India’s new anti-satellite missile breaks cover

By Dmitry Fediushko

The Defence Research and Development Organisation (DRDO) of the Indian Ministry of Defence has unveiled the country’s first-ever anti-satellite (ASAT) missile. “The ASAT missile has been developed under the Mission Shakti project. It is designed to engage Low-Earth Orbit (LEO) satellites by kinetic energy in the so-called ‘hit-to-kill’ mode. The system features a low reaction time and the missile can engage and destroy satellites flying at a speed of up to 8 km/s,” said a representative of the DRDO at Defexpo 2020.

The Mission Shakti ASAT three-stage missile is 13 meters long and has a diameter of 1.4 meters, its launch weight being 19 tonnes.
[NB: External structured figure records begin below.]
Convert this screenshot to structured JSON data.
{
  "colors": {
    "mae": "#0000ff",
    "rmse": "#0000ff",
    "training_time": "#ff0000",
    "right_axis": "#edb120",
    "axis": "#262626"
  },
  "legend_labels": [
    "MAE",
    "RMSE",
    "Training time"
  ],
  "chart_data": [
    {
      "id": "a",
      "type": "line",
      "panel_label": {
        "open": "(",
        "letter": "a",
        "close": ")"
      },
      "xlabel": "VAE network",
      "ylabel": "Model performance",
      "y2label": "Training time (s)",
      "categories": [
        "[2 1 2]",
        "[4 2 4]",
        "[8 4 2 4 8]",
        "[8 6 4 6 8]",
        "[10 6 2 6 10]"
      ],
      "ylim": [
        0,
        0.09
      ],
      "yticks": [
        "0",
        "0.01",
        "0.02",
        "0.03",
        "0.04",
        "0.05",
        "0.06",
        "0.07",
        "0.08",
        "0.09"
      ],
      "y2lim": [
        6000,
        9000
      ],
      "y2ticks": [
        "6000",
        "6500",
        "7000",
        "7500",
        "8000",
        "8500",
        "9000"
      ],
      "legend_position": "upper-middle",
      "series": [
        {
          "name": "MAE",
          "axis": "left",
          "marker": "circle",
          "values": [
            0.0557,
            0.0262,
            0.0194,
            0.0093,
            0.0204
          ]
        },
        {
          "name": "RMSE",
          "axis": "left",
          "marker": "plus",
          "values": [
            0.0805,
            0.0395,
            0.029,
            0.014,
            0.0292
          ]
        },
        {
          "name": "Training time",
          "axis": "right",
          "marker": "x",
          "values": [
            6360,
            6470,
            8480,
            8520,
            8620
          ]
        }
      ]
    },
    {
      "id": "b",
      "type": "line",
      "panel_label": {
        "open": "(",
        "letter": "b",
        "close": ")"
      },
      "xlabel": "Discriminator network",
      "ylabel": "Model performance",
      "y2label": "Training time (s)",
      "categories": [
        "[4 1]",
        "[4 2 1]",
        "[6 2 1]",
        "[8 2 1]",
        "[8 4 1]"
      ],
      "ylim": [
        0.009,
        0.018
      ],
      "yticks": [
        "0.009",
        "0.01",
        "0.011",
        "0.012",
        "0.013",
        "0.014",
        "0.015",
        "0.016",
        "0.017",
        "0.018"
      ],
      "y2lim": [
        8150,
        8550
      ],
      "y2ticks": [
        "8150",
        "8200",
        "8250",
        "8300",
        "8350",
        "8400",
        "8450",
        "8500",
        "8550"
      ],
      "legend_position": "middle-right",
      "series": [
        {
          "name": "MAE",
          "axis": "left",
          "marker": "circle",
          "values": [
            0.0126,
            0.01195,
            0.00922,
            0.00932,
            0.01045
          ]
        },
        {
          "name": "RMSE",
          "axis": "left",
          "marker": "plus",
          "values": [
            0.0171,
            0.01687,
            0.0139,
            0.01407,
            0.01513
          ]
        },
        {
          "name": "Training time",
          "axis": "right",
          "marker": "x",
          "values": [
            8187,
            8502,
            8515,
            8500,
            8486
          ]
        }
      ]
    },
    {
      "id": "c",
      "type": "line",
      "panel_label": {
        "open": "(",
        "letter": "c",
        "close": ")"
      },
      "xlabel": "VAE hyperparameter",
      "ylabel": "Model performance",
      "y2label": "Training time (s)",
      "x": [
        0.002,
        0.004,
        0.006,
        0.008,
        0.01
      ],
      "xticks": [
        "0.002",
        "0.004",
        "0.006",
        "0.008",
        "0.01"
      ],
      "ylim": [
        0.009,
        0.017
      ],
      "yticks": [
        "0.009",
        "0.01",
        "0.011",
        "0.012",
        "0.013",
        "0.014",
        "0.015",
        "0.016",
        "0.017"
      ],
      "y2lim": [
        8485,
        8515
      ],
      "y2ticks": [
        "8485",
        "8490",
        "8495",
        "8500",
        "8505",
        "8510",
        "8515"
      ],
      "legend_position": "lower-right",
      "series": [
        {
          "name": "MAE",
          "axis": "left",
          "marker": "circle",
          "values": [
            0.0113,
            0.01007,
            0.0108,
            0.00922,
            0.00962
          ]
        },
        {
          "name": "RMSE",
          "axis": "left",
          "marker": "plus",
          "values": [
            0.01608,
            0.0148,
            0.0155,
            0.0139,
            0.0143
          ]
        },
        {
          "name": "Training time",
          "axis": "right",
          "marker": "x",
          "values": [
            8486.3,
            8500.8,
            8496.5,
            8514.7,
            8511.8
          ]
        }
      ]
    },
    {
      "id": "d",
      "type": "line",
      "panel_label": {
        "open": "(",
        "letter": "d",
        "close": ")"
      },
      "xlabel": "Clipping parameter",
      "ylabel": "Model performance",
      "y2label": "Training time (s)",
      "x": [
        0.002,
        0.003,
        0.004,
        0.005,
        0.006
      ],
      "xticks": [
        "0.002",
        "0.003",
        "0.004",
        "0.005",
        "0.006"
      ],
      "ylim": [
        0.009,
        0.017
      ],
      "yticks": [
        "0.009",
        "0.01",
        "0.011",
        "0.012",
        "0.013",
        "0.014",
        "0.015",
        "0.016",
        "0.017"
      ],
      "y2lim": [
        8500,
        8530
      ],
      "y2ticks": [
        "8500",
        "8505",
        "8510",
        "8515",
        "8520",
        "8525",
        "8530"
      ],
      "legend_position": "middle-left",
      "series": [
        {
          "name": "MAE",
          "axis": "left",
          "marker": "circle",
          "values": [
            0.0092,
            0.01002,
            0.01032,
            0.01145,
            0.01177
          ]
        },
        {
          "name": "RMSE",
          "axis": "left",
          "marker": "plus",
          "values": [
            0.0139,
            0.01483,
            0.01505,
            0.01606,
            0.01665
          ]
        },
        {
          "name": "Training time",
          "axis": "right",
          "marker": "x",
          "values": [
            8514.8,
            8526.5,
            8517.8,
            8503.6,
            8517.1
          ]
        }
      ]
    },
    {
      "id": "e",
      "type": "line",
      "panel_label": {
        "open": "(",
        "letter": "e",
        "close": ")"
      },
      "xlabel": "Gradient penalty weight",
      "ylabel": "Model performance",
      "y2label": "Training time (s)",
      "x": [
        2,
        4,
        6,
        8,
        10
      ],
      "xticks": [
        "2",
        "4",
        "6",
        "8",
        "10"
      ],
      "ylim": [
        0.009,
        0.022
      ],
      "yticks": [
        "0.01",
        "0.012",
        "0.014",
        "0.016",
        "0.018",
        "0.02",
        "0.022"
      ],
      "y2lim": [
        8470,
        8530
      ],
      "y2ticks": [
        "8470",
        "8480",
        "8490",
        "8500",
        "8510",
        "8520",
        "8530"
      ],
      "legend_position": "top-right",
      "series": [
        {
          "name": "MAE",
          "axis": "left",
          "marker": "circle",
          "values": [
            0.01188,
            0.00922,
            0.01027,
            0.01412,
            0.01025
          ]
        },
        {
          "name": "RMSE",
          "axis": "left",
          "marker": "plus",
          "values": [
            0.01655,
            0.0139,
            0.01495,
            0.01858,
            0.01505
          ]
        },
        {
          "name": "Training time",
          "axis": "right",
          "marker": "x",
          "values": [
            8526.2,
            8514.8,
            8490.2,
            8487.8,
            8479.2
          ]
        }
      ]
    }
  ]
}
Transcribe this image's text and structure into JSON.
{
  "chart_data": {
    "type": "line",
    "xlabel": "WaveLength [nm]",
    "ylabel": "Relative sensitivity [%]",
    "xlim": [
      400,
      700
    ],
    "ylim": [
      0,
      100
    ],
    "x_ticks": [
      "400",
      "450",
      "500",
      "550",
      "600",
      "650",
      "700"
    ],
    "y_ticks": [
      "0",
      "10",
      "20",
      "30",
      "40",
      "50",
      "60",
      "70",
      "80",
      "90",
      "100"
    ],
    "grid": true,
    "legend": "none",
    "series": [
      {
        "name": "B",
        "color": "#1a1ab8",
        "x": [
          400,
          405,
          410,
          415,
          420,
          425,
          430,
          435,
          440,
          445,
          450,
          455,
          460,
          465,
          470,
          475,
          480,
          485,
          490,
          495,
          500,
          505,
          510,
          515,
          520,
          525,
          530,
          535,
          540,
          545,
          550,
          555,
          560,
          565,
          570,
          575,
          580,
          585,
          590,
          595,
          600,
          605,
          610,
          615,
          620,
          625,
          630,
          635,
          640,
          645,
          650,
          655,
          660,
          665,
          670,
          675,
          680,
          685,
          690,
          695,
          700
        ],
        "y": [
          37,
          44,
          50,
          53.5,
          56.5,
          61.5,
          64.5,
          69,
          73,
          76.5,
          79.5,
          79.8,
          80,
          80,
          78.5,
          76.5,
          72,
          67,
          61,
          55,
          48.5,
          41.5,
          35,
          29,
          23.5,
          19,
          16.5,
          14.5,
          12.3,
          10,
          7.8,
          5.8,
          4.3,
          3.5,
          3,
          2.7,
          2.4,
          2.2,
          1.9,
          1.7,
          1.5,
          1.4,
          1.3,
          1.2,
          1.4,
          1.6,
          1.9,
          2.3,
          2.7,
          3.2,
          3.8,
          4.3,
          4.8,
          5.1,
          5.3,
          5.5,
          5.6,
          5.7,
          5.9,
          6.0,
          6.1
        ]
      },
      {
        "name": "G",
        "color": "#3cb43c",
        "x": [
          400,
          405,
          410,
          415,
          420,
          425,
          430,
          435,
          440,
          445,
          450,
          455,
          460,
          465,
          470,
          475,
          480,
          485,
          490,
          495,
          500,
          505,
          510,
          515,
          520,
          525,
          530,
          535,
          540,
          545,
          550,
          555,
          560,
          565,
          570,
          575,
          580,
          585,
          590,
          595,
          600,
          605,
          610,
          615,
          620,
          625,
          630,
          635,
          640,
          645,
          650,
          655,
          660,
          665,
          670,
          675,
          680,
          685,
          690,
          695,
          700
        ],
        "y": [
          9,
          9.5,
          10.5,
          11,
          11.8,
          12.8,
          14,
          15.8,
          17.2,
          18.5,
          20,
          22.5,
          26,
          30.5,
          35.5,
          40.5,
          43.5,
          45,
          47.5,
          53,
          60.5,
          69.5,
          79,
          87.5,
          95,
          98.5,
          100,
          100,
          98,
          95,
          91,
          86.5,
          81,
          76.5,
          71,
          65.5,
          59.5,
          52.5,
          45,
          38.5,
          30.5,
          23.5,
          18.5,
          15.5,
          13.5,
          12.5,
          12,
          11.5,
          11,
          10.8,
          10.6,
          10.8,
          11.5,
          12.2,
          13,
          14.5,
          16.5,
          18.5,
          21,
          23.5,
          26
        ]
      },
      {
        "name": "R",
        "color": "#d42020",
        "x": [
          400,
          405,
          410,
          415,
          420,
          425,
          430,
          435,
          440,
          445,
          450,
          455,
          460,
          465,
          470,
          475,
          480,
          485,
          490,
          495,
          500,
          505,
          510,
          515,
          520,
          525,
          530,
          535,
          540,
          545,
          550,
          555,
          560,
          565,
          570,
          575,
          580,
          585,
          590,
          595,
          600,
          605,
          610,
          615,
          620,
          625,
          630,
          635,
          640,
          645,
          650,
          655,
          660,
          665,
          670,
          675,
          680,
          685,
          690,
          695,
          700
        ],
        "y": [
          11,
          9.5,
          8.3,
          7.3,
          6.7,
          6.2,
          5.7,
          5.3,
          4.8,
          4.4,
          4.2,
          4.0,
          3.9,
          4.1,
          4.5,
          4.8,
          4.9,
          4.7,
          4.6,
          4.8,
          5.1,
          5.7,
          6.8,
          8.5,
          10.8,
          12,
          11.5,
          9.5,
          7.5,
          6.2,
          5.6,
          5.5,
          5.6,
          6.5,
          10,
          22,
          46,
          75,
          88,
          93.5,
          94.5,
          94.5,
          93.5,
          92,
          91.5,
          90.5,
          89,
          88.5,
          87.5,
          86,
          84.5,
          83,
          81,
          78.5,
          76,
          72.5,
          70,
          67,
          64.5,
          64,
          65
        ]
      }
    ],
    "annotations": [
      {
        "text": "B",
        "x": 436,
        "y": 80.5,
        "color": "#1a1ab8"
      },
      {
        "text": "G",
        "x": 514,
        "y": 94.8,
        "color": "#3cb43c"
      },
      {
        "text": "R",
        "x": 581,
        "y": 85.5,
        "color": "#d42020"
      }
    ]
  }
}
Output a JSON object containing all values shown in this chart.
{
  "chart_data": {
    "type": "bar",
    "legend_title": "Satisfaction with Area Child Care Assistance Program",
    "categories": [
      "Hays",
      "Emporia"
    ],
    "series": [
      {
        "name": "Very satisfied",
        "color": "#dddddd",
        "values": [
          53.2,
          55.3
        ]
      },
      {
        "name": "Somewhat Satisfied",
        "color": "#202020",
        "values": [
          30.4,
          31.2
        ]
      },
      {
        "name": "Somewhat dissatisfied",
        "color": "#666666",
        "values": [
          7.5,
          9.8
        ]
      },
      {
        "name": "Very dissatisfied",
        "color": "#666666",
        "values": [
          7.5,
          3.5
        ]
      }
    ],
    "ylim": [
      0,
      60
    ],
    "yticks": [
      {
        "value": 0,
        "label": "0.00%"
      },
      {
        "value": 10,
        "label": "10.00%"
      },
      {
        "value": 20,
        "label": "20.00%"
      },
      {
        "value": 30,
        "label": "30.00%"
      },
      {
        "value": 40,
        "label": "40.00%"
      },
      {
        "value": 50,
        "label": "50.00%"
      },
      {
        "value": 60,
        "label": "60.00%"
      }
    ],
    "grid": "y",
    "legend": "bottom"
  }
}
It has been fitted with an imaging infrared (IIR) seeker and features a divert altitude control system. During the mid-course flight stage the weapon is guided by an inertial measurement unit with target update functioning mode, while in the terminal stage it is controlled by the IIR seeker. According to the DRDO, the Mission Shakti missile is powered by a solid-fuel engine and features two solid-fuel rocket boosters. “The weapon can engage within 3 minutes a LEO satellite flying at an altitude of 300 km and flying at 10 km/s,” said the developer’s representative.

India conducted the first successful launch of the Mission Shakti missile on 27 March 2019. During the test, the missile destroyed a satellite flying at an altitude of 300 km. “The ASAT technology demonstration ‘hit-to-kill’ mission showcased India’s capability of intercepting and interdicting space-based assets,” said the DRDO’s representative.

At Defexpo 2020 the Mission Shakti ASAT missile is being presented in a self-propelled configuration, mounted on a heavy semi-trailer produced by Indian automotive manufacturers.